やっと飽きたのか、乙骨くんを開放したパンダくんは、始終無言でこちらを見ていた棘くんの方を振り向いて「あークイズ終わっちまった」と残念そうに声を上げた。
その二日後。つまり乙骨くんと映画に行く予定の日。
いつも通りけたたましい音を立てながら教室の扉を開いた五条先生が、開口一番こう言った。
「棘とゆき、仙台まで日帰り出張で!」
「ええ!?」
「……高菜」
初の出張、それは嬉しい。
初の仙台、それも嬉しい。
しかしながら今日は乙骨くんとの約束の日なのだ……がっくりと肩を落とした私に向かって、乙骨くんは優しい声で「ま、まぁまぁ、別の日もあるからさ、ね?」とフォローしてくれる。
「ごめんね次は絶対行こうね……」
「佐倉さん気にしないで。それより夜は雨になるらしいから、狗巻くんもちゃんと傘持ってった方がいいよ」
「明太子」
「ありがとう!」
「えーナニナニ? 憂太とデートの予定だった? お邪魔しちゃった?」
「デートじゃないです!」
五条先生はニヤニヤ笑っているけれど、映画館に行くだけで勝手にデート認定されるなんて心外だ。それに、そんな名目をつけてしまったら流石の里香ちゃんだって黙ってはいないだろう。

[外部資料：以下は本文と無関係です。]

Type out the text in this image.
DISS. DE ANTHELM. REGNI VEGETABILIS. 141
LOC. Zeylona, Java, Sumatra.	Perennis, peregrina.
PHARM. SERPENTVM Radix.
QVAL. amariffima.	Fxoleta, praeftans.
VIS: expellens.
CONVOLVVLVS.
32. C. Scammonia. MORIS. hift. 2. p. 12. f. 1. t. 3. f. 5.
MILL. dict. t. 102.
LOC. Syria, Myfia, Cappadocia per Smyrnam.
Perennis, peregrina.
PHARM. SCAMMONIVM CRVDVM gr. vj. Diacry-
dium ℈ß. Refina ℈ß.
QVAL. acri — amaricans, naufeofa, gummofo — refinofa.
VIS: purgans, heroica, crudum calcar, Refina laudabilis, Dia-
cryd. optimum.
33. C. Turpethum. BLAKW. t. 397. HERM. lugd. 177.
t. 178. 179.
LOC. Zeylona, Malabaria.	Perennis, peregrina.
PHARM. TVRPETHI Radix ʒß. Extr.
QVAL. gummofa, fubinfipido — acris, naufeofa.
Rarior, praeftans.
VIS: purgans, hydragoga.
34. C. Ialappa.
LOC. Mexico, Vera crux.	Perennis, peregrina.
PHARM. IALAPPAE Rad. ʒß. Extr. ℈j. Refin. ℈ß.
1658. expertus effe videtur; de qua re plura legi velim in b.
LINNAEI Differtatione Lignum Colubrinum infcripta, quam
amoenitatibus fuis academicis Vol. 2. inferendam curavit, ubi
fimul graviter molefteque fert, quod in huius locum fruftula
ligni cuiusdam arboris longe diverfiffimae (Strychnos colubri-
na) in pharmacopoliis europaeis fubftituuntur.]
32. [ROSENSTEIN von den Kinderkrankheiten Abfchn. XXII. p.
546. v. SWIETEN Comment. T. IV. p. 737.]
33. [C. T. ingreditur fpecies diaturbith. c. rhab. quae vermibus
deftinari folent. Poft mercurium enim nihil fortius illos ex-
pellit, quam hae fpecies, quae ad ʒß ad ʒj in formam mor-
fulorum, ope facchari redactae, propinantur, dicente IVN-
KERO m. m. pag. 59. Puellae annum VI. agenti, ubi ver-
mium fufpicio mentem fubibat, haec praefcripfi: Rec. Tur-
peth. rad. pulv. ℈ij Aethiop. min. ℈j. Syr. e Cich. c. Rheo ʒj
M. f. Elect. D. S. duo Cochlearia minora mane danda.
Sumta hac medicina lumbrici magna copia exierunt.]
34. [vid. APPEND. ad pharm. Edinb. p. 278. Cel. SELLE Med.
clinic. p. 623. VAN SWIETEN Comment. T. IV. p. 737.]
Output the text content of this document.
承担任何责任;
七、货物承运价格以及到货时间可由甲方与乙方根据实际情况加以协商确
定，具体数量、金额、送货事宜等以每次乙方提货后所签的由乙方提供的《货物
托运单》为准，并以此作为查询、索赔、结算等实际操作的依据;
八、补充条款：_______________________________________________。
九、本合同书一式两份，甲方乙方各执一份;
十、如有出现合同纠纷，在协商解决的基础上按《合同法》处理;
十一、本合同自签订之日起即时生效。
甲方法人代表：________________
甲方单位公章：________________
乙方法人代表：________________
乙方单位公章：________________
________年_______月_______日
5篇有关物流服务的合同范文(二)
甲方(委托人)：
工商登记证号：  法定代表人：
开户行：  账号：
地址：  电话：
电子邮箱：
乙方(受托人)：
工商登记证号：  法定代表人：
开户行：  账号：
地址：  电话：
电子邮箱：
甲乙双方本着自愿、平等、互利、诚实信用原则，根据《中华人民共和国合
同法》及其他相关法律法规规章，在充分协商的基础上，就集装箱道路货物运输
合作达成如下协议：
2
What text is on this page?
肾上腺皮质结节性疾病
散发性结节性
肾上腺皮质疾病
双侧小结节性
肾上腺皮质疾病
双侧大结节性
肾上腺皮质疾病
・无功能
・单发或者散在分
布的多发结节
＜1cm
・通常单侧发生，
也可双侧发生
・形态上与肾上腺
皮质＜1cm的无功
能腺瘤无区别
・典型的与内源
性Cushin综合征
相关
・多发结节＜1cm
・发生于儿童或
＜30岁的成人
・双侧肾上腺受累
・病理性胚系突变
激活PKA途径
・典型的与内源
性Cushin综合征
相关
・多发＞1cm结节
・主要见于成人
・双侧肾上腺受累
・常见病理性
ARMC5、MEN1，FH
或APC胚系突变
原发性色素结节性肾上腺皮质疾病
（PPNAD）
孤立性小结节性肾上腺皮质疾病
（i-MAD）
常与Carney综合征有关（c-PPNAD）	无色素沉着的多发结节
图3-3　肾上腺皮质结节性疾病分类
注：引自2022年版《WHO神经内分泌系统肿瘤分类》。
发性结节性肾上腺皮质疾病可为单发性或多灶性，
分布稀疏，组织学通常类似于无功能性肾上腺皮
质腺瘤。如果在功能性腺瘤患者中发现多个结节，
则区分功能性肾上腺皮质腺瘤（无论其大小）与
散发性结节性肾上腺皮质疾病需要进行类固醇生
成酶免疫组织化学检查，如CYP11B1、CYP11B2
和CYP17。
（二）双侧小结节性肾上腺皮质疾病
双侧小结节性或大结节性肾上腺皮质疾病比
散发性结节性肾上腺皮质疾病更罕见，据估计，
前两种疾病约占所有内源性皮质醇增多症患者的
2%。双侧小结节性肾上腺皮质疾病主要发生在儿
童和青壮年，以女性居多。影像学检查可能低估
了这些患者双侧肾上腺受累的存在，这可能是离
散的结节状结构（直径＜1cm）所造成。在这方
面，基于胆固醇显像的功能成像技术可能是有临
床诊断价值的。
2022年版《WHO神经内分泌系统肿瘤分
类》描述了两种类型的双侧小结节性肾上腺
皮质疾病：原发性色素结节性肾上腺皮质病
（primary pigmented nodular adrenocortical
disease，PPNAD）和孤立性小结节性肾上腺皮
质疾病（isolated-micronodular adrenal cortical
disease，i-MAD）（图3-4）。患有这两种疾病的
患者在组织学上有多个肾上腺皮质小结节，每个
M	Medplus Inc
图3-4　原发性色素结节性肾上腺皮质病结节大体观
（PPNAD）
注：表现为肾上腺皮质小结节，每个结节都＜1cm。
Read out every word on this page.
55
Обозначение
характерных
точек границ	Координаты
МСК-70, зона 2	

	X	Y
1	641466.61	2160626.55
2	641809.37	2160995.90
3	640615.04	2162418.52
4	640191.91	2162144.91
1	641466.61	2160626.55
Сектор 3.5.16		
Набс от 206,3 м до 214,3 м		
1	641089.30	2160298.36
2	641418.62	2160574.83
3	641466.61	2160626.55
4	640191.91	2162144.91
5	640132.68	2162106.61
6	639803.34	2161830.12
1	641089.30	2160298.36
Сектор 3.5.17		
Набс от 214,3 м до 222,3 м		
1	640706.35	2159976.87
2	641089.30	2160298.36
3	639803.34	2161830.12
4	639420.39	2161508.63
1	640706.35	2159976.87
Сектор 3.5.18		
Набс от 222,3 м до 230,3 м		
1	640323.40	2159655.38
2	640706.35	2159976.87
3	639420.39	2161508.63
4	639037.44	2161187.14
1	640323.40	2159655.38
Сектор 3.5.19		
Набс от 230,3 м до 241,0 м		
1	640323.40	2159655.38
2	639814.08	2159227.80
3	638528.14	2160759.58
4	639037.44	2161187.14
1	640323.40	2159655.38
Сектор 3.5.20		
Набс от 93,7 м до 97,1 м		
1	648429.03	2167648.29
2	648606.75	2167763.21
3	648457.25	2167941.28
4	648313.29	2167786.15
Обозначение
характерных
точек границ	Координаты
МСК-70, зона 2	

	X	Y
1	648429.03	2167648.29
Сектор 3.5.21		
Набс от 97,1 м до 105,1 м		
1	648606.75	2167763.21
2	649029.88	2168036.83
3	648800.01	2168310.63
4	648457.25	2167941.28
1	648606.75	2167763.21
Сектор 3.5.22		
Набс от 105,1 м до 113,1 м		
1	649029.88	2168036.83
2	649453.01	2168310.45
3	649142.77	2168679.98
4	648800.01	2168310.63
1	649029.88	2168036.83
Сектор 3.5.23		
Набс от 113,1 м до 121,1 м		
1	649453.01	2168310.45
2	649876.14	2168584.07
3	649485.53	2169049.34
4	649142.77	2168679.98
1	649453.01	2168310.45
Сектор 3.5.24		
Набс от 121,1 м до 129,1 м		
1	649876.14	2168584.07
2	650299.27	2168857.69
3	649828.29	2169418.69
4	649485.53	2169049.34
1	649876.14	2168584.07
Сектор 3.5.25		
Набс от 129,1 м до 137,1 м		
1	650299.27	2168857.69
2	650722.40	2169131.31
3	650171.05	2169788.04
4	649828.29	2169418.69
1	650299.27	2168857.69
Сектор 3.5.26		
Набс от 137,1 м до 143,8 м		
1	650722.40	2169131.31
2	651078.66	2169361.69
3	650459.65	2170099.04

「新幹線のチケットはこれ。往路は指定席だけど、復路は呪霊祓除の状況にも依るから取ってないからね。帰りは伊地知に手配してもらって帰ってきて」
「しゃけ」
「はーい」
「二人ともまだ帳は下ろせないし、伊地知が引率してくれるからダイジョーブダイジョーブ。そんな捨てられた子犬みたいな顔しないの」
「子供扱いしないでください! こっちには文明の利器だってあるんですから!」
検索すればなんだってわかる、魔法の機械を持っているのだ。それに棘くんだって、出張には何度か行ったことがあるらしいし頼もしいことこの上ない。
「じゃあしゅっぱーつ! すぐ出ないと新幹線の発車時間ギリギリだからね」
五条先生に追い立てられるようにして、私と棘くんは伊地知さんの車に乗り込み、高専を後にした。